Ходил он в деревне по будням в широком синем затрапезном сюртуке, в серых нанковых штанах и в туфлях на босу ногу. Такова была общая обмундировка мужской прислуги в нашем доме. Но по праздникам надевал синюю суконную пару и выростковые сапоги и гоголем выступал в этой одежде по комнатам, заглядывая мимоходом в зеркала и чаще, чем в будни, посещая девичью. Очевидно, в нем таилась в зародыше слабость к щегольству, но и этот зародыш, подобно всем прочим качествам, тускло мерцавшим в глубинах его существа, как-то не осуществился, так что если кто из девушек замечал: «Э! да какой ты сегодня франт!» — то он, как и всегда, оставлял замечание без ответа или же отвечал кратко:
— Известно… праздник!
По воскресеньям он аккуратно ходил к обедне. С первым ударом благовеста выйдет из дома и взбирается в одиночку по пригорку, но идет не по дороге, а сбоку по траве, чтобы не запылить сапог. Придет в церковь, станет сначала перед царскими дверьми, поклонится на все четыре стороны и затем приютится на левом клиросе. Там положит руку на перила, чтобы все видели рукав его сюртука, и в этом положении неподвижно стоит до конца службы.
— Ты что ж это, олух, целую обедню лба не перекрестил! — прикрикнет на него матушка, возвратясь из церкви.
— Так словно…
— «Так словно»! смотрите, какой резон выдумал! вот я тебя, «так словно», в будущее воскресенье в церковь не пущу! Сиди дома, любуйся собой… щеголь! Но никакие вразумления не действовали, и в следующий праздник та же история повторялась с буквальной точностью. Не раз, в виду подобных фактов, матушка заподозривала Конона в затаенной строптивости, но, по размышлении, оставила свои, подозрения и убедилась, что гораздо проще объяснить его поведение тем, что он — «природный олух». Эта кличка была как раз ему впору; она вполне исчерпывала его внутреннее содержание и определяла все поступки.

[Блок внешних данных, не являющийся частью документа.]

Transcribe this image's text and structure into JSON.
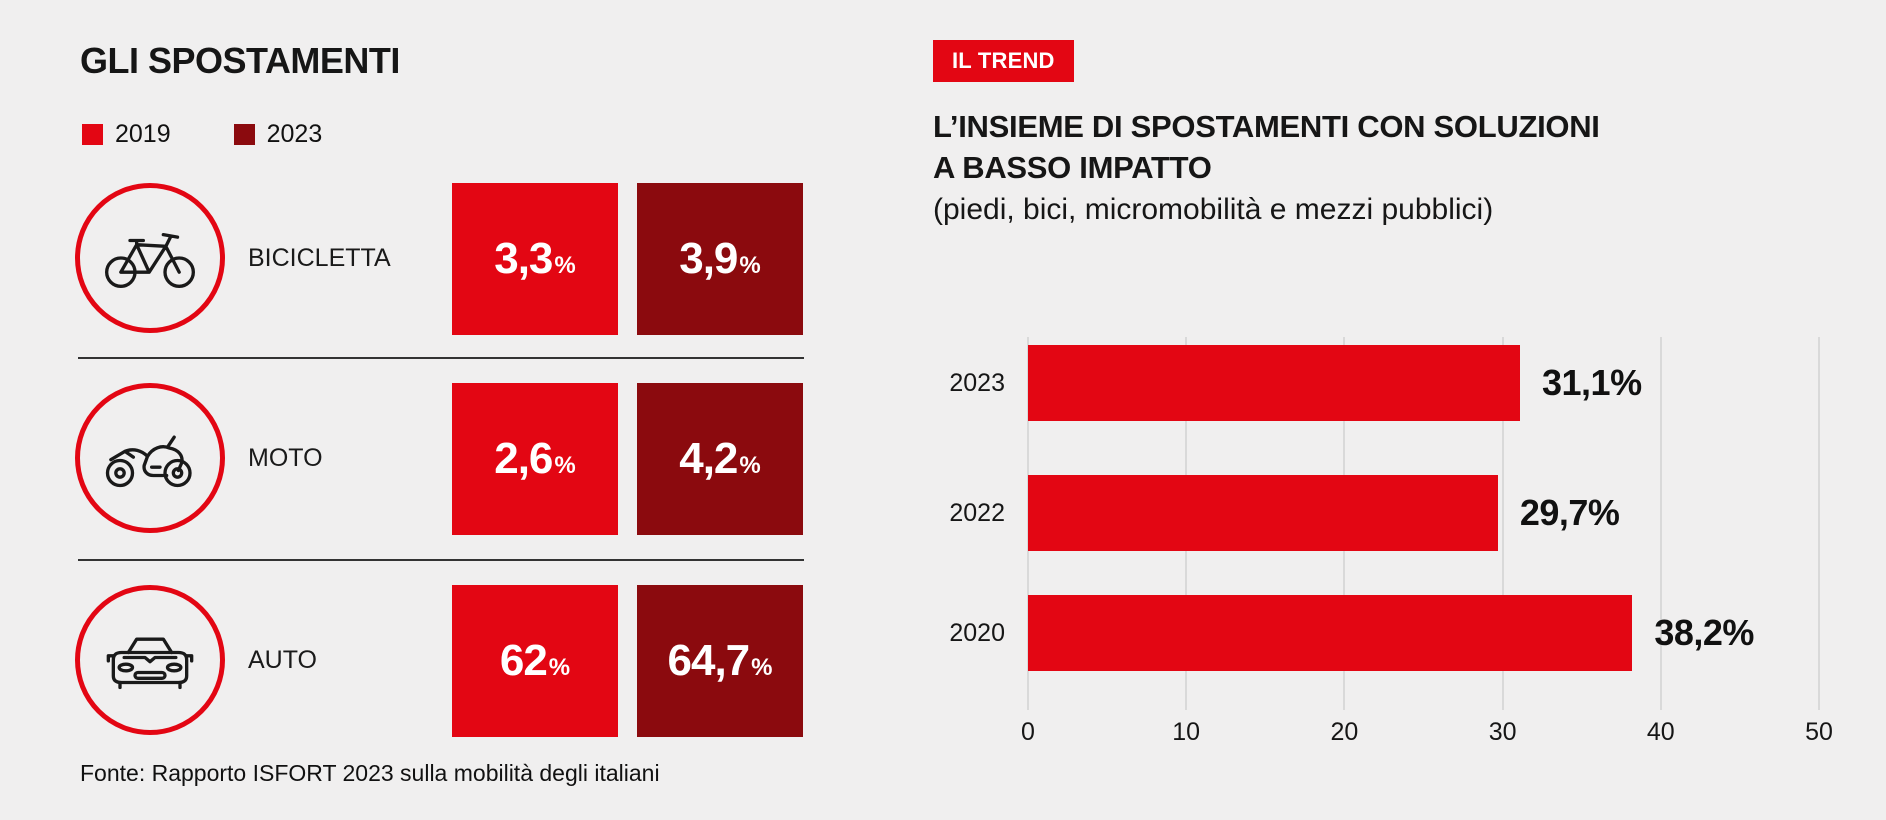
{
  "colors": {
    "red": "#e30613",
    "dark_red": "#8b0a0e",
    "background": "#f0efef",
    "text": "#111111",
    "grid": "#d9d9d9"
  },
  "left": {
    "title": "GLI SPOSTAMENTI",
    "legend": [
      {
        "label": "2019",
        "color": "#e30613"
      },
      {
        "label": "2023",
        "color": "#8b0a0e"
      }
    ],
    "percent_sign": "%",
    "rows": [
      {
        "icon": "bicycle-icon",
        "label": "BICICLETTA",
        "v2019": "3,3",
        "v2023": "3,9"
      },
      {
        "icon": "motorcycle-icon",
        "label": "MOTO",
        "v2019": "2,6",
        "v2023": "4,2"
      },
      {
        "icon": "car-icon",
        "label": "AUTO",
        "v2019": "62",
        "v2023": "64,7"
      }
    ],
    "fonte": "Fonte: Rapporto ISFORT 2023 sulla mobilità degli italiani"
  },
  "right": {
    "badge": "IL TREND",
    "title_line1": "L’INSIEME DI SPOSTAMENTI CON SOLUZIONI",
    "title_line2": "A BASSO IMPATTO",
    "subtitle": "(piedi, bici, micromobilità e mezzi pubblici)"
  },
  "chart_data": [
    {
      "type": "table",
      "title": "GLI SPOSTAMENTI",
      "categories": [
        "BICICLETTA",
        "MOTO",
        "AUTO"
      ],
      "series": [
        {
          "name": "2019",
          "values": [
            3.3,
            2.6,
            62
          ]
        },
        {
          "name": "2023",
          "values": [
            3.9,
            4.2,
            64.7
          ]
        }
      ],
      "unit": "percent",
      "source": "Fonte: Rapporto ISFORT 2023 sulla mobilità degli italiani"
    },
    {
      "type": "bar",
      "orientation": "horizontal",
      "title": "L’INSIEME DI SPOSTAMENTI CON SOLUZIONI A BASSO IMPATTO",
      "subtitle": "(piedi, bici, micromobilità e mezzi pubblici)",
      "categories": [
        "2023",
        "2022",
        "2020"
      ],
      "values": [
        31.1,
        29.7,
        38.2
      ],
      "value_labels": [
        "31,1%",
        "29,7%",
        "38,2%"
      ],
      "xlim": [
        0,
        50
      ],
      "xticks": [
        0,
        10,
        20,
        30,
        40,
        50
      ],
      "bar_color": "#e30613",
      "grid": true,
      "legend_position": "none"
    }
  ]
}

Конечно, постоянно иметь перед глазами «олуха» было своего рода божеским наказанием, но так как все кругом так жили, все такими же олухами были окружены, то приходилось мириться с этим фактом. Все одно: хоть ты ему говори, хоть нет, — ни слова, ни даже наказания, ничто не подействует, и олух, сам того не понимая, поставит-таки на своем. Хорошо, хоть вина не пьет — и за то спасибо.
— Сказывали мне, что за границей машина такая выдумана, — завидовала нередко матушка, — она и на стол накрывает, и кушанье подает, а господа сядут за стол и кушают! Вот кабы в Москву такую машину привезли, кажется, ничего бы не пожалела, а уж купила бы. И сейчас бы всех этих олухов с глаз долой.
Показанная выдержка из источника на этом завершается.